The Seena Magowitz Foundation event in 2015 was so successful and so lauded by the attendees that Roger asked Nicole if she would consider helping again the following year.

“I told him, ‘I could never leave you,’” said Nicole, whose corporate clients include SSB (Serta Simmons Bedding), L’Oreal, AngioDynamics and Zimmer Biomet. “It feels so good to give back to this amazing organization. Everyone involved feels great working on this project.” So in 2016, 2017, 2018 and 2019, Nicole provided the professional services of her team to the Annual Golf Classic sponsored by the Seena Magowitz Foundation.

Difficult News But A Lifeline To A New Treatment Protocol

In June 2019, Nicole, who with her mom is a resident of south Florida, contacted Roger for advice. Her mom, Sue Chase, had been told she had a mass on her gallbladder and her pancreas. “The first person I thought to call was Roger,” Nicole said.

Roger arranged for the premier pancreas cancer medical researcher in the world, Daniel Von Hoff, M.D., to review Sue’s official diagnosis of advanced gallbladder cancer made by an oncologist in Miami and confirmed by doctors in New York City.

Dr. Von Hoff sent Nicole information to share with her mom’s doctors about a clinical trial specifically for advanced cancers of the biliary tract (liver, gall bladder or bile ducts) being conducted by an oncologist in Tucson, Arizona, Rachna T. Shroff, M.D. Dr. Shroff is chief of the Section of GI Medical Oncology at the University of Arizona Cancer Center. The clinical trial she’s connected to as a principal investigator involves administering a combination of three chemotherapy drugs that Dr. Von Hoff and his team pioneered as an investigational treatment (known as “the triple”) for advanced pancreatic cancer. The three drugs are nab-paclitaxel, gemcitabine and platinum-based cisplatin Dr. Von Hoff’s research is funded in part by the Seena Magowitz Foundation.

For Nicole, that connection amazed her. “It was stunning to discover how everything had come full circle—that my mom could be helped by the very organization I was helping,” she said. “There was no way after all I’ve learned about Dr. Von Hoff’s success that that I wouldn’t go with what he recommended,” she said. “I told my mom, ‘We’re going to Arizona.’”
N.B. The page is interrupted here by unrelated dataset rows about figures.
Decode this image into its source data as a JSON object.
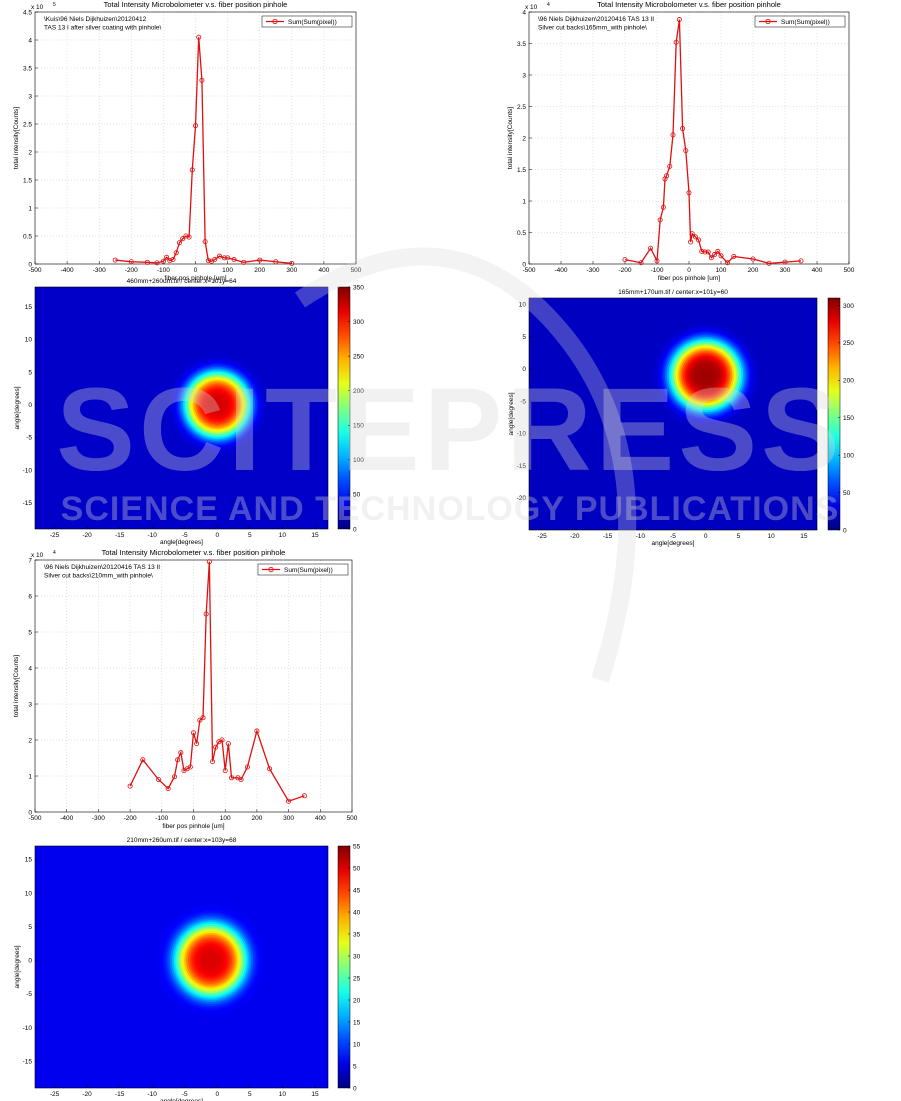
{
  "charts": [
    {
      "id": "line1",
      "type": "line",
      "title": "Total Intensity Microbolometer v.s. fiber position pinhole",
      "annotation": [
        "\\Kuis\\96 Niels Dijkhuizen\\20120412",
        "TAS 13 I after silver coating with pinhole\\"
      ],
      "xlabel": "fiber pos pinhole [um]",
      "ylabel": "total intensity[Counts]",
      "yexp": "x 10",
      "yexp_power": "5",
      "xlim": [
        -500,
        500
      ],
      "ylim": [
        0,
        4.5
      ],
      "xticks": [
        -500,
        -400,
        -300,
        -200,
        -100,
        0,
        100,
        200,
        300,
        400,
        500
      ],
      "yticks": [
        0,
        0.5,
        1,
        1.5,
        2,
        2.5,
        3,
        3.5,
        4,
        4.5
      ],
      "legend": "Sum(Sum(pixel))",
      "legend_loc": "top-right",
      "grid": true,
      "series_color": "#e01010",
      "x": [
        -250,
        -200,
        -150,
        -120,
        -100,
        -90,
        -80,
        -70,
        -60,
        -50,
        -40,
        -30,
        -20,
        -10,
        0,
        10,
        20,
        30,
        40,
        50,
        60,
        75,
        90,
        100,
        120,
        150,
        200,
        250,
        300
      ],
      "y": [
        0.07,
        0.04,
        0.03,
        0.02,
        0.05,
        0.12,
        0.06,
        0.08,
        0.2,
        0.38,
        0.45,
        0.5,
        0.48,
        1.68,
        2.47,
        4.05,
        3.28,
        0.4,
        0.06,
        0.05,
        0.08,
        0.14,
        0.11,
        0.11,
        0.08,
        0.03,
        0.07,
        0.04,
        0.01
      ]
    },
    {
      "id": "line2",
      "type": "line",
      "title": "Total Intensity Microbolometer v.s. fiber position pinhole",
      "annotation": [
        "\\96 Niels Dijkhuizen\\20120416 TAS 13 II",
        "Silver cut backs\\165mm_with pinhole\\"
      ],
      "xlabel": "fiber pos pinhole [um]",
      "ylabel": "total intensity[Counts]",
      "yexp": "x 10",
      "yexp_power": "4",
      "xlim": [
        -500,
        500
      ],
      "ylim": [
        0,
        4
      ],
      "xticks": [
        -500,
        -400,
        -300,
        -200,
        -100,
        0,
        100,
        200,
        300,
        400,
        500
      ],
      "yticks": [
        0,
        0.5,
        1,
        1.5,
        2,
        2.5,
        3,
        3.5,
        4
      ],
      "legend": "Sum(Sum(pixel))",
      "legend_loc": "top-right",
      "grid": true,
      "series_color": "#e01010",
      "x": [
        -200,
        -150,
        -120,
        -100,
        -90,
        -80,
        -75,
        -70,
        -60,
        -50,
        -40,
        -30,
        -20,
        -10,
        0,
        5,
        10,
        20,
        30,
        40,
        50,
        60,
        70,
        80,
        90,
        100,
        120,
        140,
        200,
        250,
        300,
        350
      ],
      "y": [
        0.07,
        0.02,
        0.25,
        0.05,
        0.7,
        0.9,
        1.35,
        1.4,
        1.55,
        2.05,
        3.52,
        3.88,
        2.15,
        1.8,
        1.13,
        0.35,
        0.48,
        0.43,
        0.38,
        0.2,
        0.19,
        0.19,
        0.1,
        0.15,
        0.2,
        0.13,
        0.02,
        0.12,
        0.08,
        0.01,
        0.03,
        0.05
      ]
    },
    {
      "id": "line3",
      "type": "line",
      "title": "Total Intensity Microbolometer v.s. fiber position pinhole",
      "annotation": [
        "\\96 Niels Dijkhuizen\\20120416 TAS 13 II",
        "Silver cut backs\\210mm_with pinhole\\"
      ],
      "xlabel": "fiber pos pinhole [um]",
      "ylabel": "total intensity[Counts]",
      "yexp": "x 10",
      "yexp_power": "4",
      "xlim": [
        -500,
        500
      ],
      "ylim": [
        0,
        7
      ],
      "xticks": [
        -500,
        -400,
        -300,
        -200,
        -100,
        0,
        100,
        200,
        300,
        400,
        500
      ],
      "yticks": [
        0,
        1,
        2,
        3,
        4,
        5,
        6,
        7
      ],
      "legend": "Sum(Sum(pixel))",
      "legend_loc": "top-right",
      "grid": true,
      "series_color": "#e01010",
      "x": [
        -200,
        -160,
        -110,
        -80,
        -60,
        -50,
        -40,
        -30,
        -20,
        -10,
        0,
        10,
        20,
        30,
        40,
        50,
        60,
        70,
        80,
        90,
        100,
        110,
        120,
        140,
        150,
        170,
        200,
        240,
        300,
        350
      ],
      "y": [
        0.72,
        1.45,
        0.9,
        0.65,
        0.98,
        1.45,
        1.65,
        1.15,
        1.2,
        1.25,
        2.2,
        1.9,
        2.55,
        2.62,
        5.5,
        6.95,
        1.4,
        1.8,
        1.95,
        2.0,
        1.15,
        1.9,
        0.95,
        0.95,
        0.9,
        1.25,
        2.25,
        1.2,
        0.3,
        0.45
      ]
    }
  ],
  "heatmaps": [
    {
      "id": "hm1",
      "type": "heatmap",
      "title": "460mm+260um.tif  / center:x=101y=64",
      "xlabel": "angle[degrees]",
      "ylabel": "angle[degrees]",
      "xlim": [
        -28,
        17
      ],
      "ylim": [
        -19,
        18
      ],
      "xticks": [
        -25,
        -20,
        -15,
        -10,
        -5,
        0,
        5,
        10,
        15
      ],
      "yticks": [
        15,
        10,
        5,
        0,
        -5,
        -10,
        -15
      ],
      "colorbar_ticks": [
        350,
        300,
        250,
        200,
        150,
        100,
        50,
        0
      ],
      "cmax": 350,
      "spot_center": [
        0,
        0
      ],
      "spot_radius_deg": 6.5,
      "peak": 320,
      "background": 25
    },
    {
      "id": "hm2",
      "type": "heatmap",
      "title": "165mm+170um.tif  / center:x=101y=60",
      "xlabel": "angle[degrees]",
      "ylabel": "angle[degrees]",
      "xlim": [
        -27,
        17
      ],
      "ylim": [
        -25,
        11
      ],
      "xticks": [
        -25,
        -20,
        -15,
        -10,
        -5,
        0,
        5,
        10,
        15
      ],
      "yticks": [
        10,
        5,
        0,
        -5,
        -10,
        -15,
        -20
      ],
      "colorbar_ticks": [
        300,
        250,
        200,
        150,
        100,
        50,
        0
      ],
      "cmax": 310,
      "spot_center": [
        0,
        -1
      ],
      "spot_radius_deg": 7,
      "peak": 300,
      "background": 20
    },
    {
      "id": "hm3",
      "type": "heatmap",
      "title": "210mm+260um.tif  / center:x=103y=68",
      "xlabel": "angle[degrees]",
      "ylabel": "angle[degrees]",
      "xlim": [
        -28,
        17
      ],
      "ylim": [
        -19,
        17
      ],
      "xticks": [
        -25,
        -20,
        -15,
        -10,
        -5,
        0,
        5,
        10,
        15
      ],
      "yticks": [
        15,
        10,
        5,
        0,
        -5,
        -10,
        -15
      ],
      "colorbar_ticks": [
        55,
        50,
        45,
        40,
        35,
        30,
        25,
        20,
        15,
        10,
        5,
        0
      ],
      "cmax": 55,
      "spot_center": [
        -1,
        0
      ],
      "spot_radius_deg": 7,
      "peak": 50,
      "background": 6
    }
  ],
  "watermark": {
    "main": "SCITEPRESS",
    "sub": "SCIENCE AND TECHNOLOGY PUBLICATIONS"
  }
}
Nicole’s mother spent the summer in Tucson undergoing the “triple” chemotherapy regimen. Typically, only gemcitabine and cisplatin are administered to patients with advanced biliary tract cancer, but outcomes with that regimen are not always encouraging.

But the three-drug combination, as an investigational treatment, already is showing promising results against this rare cancer. By November of 2019, Nicole’s mother had completed the triple and her scans showed tremendous progress shrinking the tumors. She went back to New York City and underwent a 12-hour surgery there to remove her gallbladder and numerous lymph nodes, including one potentially malignant one lodged in her pancreas that couldn’t be removed by itself. “We wanted anything potentially dangerous out,” Nicole said. So during the operation, surgeon Marcelo Facciuto, M.D. of Mt. Sinai Hospital in New York also performed a Whipple Procedure to remove any possible cancer in the pancreas.

Sue recovered from the surgery and recently completed another course of chemotherapy, this time with only gemcitabine and cisplatin given intravenously. “Dr. Shroff basically told my mom, ‘You have no tumors anymore, so the two-drug therapy should be sufficient,’” Nicole said.

Her mom is feeling good and Nicole is hoping for the best. “I pray, pray, pray that she gets clean scans and solid time to enjoy her life,” Nicole said.

And she’s grateful to the Seena Magowitz Foundation and its founder and is honored to be an ambassador for the organization. “Roger is the epitome of someone who’s there for you, connecting you to the right people fighting a horrible disease,” Nicole said. “The work that he does, the heart that he gives, make me beyond proud to support the Foundation and its accomplishments. I’m thrilled to be part of what Roger and his organization are bringing to the world.”